All too often, librarians -- like all human beings -- do not listen to one another. In a well-meaning attempt to be proactive we may dutifully invite co-workers or subordinates to weigh in on how we might improve some aspect of our services. If they say things we have already thought of, or agree with (or both), all is well.

But if their responses are not what we expect (read: want) to hear, rather than question our assumptions, we become defensive. We may nod sympathetically while telling ourselves that nothing needs to change. If the responses seem too challenging, we may even angrily defend the status quo.

Let's face it: It's hard to take criticism, even if it's constructive. It's even harder to act on it and try to change our behavior, policies, or procedures.

Voilà qui donne le ton. L'auteur prend exemple sur la baisse de fréquentation des services de références dans les bibliothèques américaines (c'est malin, au moment où nous ouvrons nos services...) et du débat qui s'est ouvert sur l'avenir de ce genre de services, les uns arguant qu'il n'existera plus comme tel en 2012, les autres espérant bien que le bureau de renseignement sera toujours présent. Et l'auteur de préciser que l'ouverture consiste également à écouter ce que nous disent les chiffres.

  • Réactivité

It is what happens once openness has succeeded. Responsiveness means taking appropriate action based on careful listening. Considering alternative models for delivering reference service would be an appropriate response to questions about the long-term viability of the traditional reference desk.


Ce qui arrive quand on est resté ouvert à l'environnement. Il s'agit alors d'être réactif et de répondre efficacement aux évolutions dans les usages. Todd Gilmann propose alors de suivre la tendance qui met en avant les outils en ligne tels que messagerie instantanée, Yahoo!Answers, Google Talk...
 L'important est d'accompagner l'usager, d'être avec lui, où il est, quitte à ce que cet accompagnement soit virtuel.

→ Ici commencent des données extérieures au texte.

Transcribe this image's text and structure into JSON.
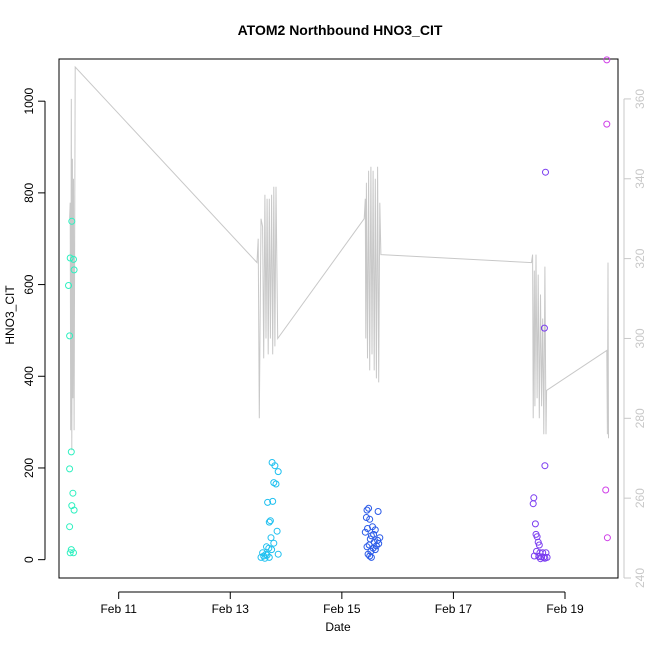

Une autre réponse serait de rejoindre les usagers, et notamment les étudiants, dans les salles d'informatique plutôt que de s'accrocher aux collections papiers largement sous-utilisées.La volonté d'expérimenter de tels modèles n'est qu'un exemple de l'énorme potentiel de réactivité dont nous devons faire preuve.

  • Collaboration

By that, I refer to the desirability of working -- not in isolation, as so many of us do -- but with one's fellow librarians to get a job done.

Quelque soit l'activité que nous pouvons adopter dans l'exercice de nos fonction, il nous faut faire preuve de plus de collaboration entre nous. Et l'un des moyens pour ce faire est l'utilisation de wikis : With wikis, librarians from all over the campus can collaborate virtually to establish best practices, solve common problems, and generally feel more connected with their peers. Mais il évoque également d'autres outils tels que les réseaux sociaux comme Facebooks, les outils de partage par des tags, qui permettent aux collègues de s'échanger des ressources et de partager leurs travaux, ou l'organisation comme à Yale de symposia sur des pratiques communes (à Yale, sur l'amélioration de l'accès aux ressources primaires pour les chercheurs et les enseignants).

  • Communication
Dernier point :

No librarian enjoys learning from a campuswide e-mail discussion list that a decision that will dramatically affect his or her whole department was made unilaterally by another department, campus library, or administrator. Ideally, all stakeholders should be consulted before a decision is made -- and their feedback should not only be taken seriously but be seen to be taken seriously.

Il est important de communiquer sur les décisions prises, l'avancée des projets, d'impliquer l'ensemble des collègues. Sans cela, le projet risque de ne pas fonctionner. Rien de bien neuf, mais il est important parfois de rappeler certaines évidences.